At a recent conference of Boston Builds Credit, a citywide initiative to empower Boston residents to build prime credit scores, stakeholders discussed the significance of these findings – and the financial challenges young people face.
“Young people have misinformation about credit,” said Tiana Bonner, director of the financial empowerment program at Inquilinos Boricuas en Accion (IBA).
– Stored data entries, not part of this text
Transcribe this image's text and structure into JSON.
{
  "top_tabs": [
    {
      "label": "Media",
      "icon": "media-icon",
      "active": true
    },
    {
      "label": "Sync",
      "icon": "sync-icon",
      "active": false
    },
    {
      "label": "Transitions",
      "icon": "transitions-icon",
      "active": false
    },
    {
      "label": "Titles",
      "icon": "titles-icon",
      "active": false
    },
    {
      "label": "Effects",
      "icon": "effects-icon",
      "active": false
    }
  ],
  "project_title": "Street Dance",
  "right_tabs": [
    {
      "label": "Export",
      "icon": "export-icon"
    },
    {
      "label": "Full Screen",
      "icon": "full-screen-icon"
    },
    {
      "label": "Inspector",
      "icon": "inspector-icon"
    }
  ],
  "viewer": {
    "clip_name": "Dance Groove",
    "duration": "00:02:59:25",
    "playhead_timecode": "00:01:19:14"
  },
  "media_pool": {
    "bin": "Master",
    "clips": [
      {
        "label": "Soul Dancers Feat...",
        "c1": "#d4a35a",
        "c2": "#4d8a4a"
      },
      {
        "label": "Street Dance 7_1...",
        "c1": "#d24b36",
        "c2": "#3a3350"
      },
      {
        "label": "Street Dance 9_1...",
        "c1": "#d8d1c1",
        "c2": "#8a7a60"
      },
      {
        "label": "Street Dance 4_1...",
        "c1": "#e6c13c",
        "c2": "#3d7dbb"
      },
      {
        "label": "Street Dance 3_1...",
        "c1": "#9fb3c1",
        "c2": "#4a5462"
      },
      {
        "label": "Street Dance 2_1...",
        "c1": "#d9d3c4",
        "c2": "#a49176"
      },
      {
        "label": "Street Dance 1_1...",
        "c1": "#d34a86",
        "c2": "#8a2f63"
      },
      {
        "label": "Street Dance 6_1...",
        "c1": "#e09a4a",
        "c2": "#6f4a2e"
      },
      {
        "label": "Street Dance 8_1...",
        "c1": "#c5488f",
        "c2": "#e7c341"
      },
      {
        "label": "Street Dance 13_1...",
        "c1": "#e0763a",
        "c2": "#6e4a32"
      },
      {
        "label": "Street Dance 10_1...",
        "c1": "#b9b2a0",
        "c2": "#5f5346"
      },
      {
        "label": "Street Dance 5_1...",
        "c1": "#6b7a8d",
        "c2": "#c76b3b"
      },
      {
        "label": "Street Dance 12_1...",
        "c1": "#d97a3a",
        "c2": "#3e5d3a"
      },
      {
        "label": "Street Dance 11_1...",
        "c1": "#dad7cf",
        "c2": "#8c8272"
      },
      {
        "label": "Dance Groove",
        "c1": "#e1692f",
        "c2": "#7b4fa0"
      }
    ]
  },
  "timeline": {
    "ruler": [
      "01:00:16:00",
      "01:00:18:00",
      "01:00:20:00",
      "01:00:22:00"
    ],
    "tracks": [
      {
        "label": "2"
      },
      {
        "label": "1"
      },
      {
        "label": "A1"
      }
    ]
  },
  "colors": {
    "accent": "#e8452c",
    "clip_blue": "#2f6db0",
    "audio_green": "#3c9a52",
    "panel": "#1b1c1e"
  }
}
She pointed to influences ranging from rampant consumerism to hope in lottery tickets. “Using credit as a tool – that’s the message they’re not getting.”
Reflecting on his own time growing up in Roxbury, City of Boston Economic Development Chief John Barros recalled that the first financial tip he received was “Don’t get a credit card.” But the advice didn’t go any further.
“For young people, too often it’s the ‘don’t do,’ and we stop there,” he said. “Instead, there should be a conversation about the risks and benefits and the opportunities [of credit].”
In a series of interviews conducted with Boston Builds Credit partners, Brandeis University researchers found “unanimous interest” in expanding credit-building work among young people. In the near-term, Boston Builds Credit plans to embed financial coaches at Bunker Hill Community College and Roxbury Community College to make information about credit more accessible to young people.